C’est bien dans cette combinaison d’événements que l’on trouve les signes de ce que nous décrivons très vaguement et en l’absence de références plus précises, comme une dynamique événementielle d’une dimension et d’une orientation qui dépasse les actes et les volontés humaines, et toutes les tentatives d’organisation (y compris, ô combien, les tentatives complotistes). Nous sommes dans un temps maistrien (de Maistre), où le Temps se contracte au gré du ‘tourbillon crisique’ qui acquiert désormais, depuis Trump-2016 pour commencer et depuis la Covid-2020 pour s’installer d’une façon absolument structurelle, jusqu’à former une structure crisique où nous évoluons.
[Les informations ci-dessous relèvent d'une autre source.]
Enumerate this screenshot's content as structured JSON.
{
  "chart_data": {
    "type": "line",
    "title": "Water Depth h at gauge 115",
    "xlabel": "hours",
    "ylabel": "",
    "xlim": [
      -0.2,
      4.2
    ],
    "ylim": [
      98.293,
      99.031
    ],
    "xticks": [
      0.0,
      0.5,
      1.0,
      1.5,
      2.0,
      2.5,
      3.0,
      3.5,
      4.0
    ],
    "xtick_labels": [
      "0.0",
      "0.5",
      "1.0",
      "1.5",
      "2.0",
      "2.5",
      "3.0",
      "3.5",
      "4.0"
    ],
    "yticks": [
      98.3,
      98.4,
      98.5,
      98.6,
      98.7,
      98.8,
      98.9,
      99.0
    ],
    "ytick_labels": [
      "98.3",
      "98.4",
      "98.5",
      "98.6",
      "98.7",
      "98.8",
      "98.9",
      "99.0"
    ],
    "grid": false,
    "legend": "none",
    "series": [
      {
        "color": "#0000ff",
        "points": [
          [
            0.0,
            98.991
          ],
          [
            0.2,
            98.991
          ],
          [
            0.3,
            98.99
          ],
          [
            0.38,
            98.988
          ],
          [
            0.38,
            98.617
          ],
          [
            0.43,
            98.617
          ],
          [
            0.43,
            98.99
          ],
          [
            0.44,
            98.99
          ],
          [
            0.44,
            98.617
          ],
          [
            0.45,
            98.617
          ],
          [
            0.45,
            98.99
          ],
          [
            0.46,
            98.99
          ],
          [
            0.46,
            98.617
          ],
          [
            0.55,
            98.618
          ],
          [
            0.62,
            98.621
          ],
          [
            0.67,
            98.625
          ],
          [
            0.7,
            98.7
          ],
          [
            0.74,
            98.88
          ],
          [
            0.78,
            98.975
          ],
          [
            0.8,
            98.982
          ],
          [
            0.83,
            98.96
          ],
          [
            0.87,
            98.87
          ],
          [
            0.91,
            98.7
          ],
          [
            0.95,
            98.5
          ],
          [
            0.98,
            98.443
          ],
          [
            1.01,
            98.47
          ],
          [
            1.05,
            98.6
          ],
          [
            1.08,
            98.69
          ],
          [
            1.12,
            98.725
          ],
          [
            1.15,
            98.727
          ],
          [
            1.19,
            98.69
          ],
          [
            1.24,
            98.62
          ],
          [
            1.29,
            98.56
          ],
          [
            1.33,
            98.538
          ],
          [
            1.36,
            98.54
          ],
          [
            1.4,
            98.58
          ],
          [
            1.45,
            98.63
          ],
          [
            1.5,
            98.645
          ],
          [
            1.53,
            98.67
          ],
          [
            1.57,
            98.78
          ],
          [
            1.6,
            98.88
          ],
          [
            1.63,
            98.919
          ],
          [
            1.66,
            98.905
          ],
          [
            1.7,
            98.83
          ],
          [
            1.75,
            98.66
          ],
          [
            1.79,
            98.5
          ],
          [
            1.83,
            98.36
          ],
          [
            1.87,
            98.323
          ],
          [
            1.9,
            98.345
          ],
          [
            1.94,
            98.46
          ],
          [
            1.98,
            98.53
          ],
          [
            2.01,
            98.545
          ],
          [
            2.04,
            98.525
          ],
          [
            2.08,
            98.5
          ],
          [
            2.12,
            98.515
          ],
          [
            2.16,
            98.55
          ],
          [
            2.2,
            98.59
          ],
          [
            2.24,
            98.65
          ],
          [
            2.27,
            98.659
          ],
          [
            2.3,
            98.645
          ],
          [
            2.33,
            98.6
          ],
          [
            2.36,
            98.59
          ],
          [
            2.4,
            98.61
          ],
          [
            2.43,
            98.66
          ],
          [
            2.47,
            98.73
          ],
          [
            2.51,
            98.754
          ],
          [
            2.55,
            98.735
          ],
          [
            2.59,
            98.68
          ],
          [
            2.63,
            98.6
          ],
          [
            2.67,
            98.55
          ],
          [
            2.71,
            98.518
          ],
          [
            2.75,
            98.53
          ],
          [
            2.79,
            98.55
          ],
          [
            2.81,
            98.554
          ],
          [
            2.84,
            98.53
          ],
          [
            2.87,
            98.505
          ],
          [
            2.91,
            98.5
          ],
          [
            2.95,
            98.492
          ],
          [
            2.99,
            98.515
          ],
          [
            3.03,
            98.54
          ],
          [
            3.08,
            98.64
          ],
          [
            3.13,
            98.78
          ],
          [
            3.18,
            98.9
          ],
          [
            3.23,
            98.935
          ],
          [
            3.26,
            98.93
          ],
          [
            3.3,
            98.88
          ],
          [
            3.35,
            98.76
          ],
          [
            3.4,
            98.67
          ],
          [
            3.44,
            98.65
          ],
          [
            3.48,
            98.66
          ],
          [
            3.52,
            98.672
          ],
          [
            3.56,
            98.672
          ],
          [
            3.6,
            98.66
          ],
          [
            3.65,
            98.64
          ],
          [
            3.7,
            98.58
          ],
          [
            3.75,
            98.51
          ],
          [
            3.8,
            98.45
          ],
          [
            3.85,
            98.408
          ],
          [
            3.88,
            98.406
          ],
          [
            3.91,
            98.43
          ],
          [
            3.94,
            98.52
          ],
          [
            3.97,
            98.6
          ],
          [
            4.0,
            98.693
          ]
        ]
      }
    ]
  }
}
Ainsi la dynamique événementielle nous enveloppe, nous ‘désarme’ en quelque sorte en nous interdisant l’accès aux mécanismes qui font évoluer l’histoire vers la métaHistoire. Nous ne sommes plus que les spectateurs de notre destin ; et, au fond, Trump est un excellent ‘Monsieur Loyal’ de cet étrange spectacle dont nous ne tenons plus la clef, dont nous ne sommes plus les organisateurs, dont même nos vaines tentatives-simulacres (“Nous n’y comprenons rien, feignons d’en être les organisateurs”) se heurtent à notre scepticisme à propos de nous-mêmes.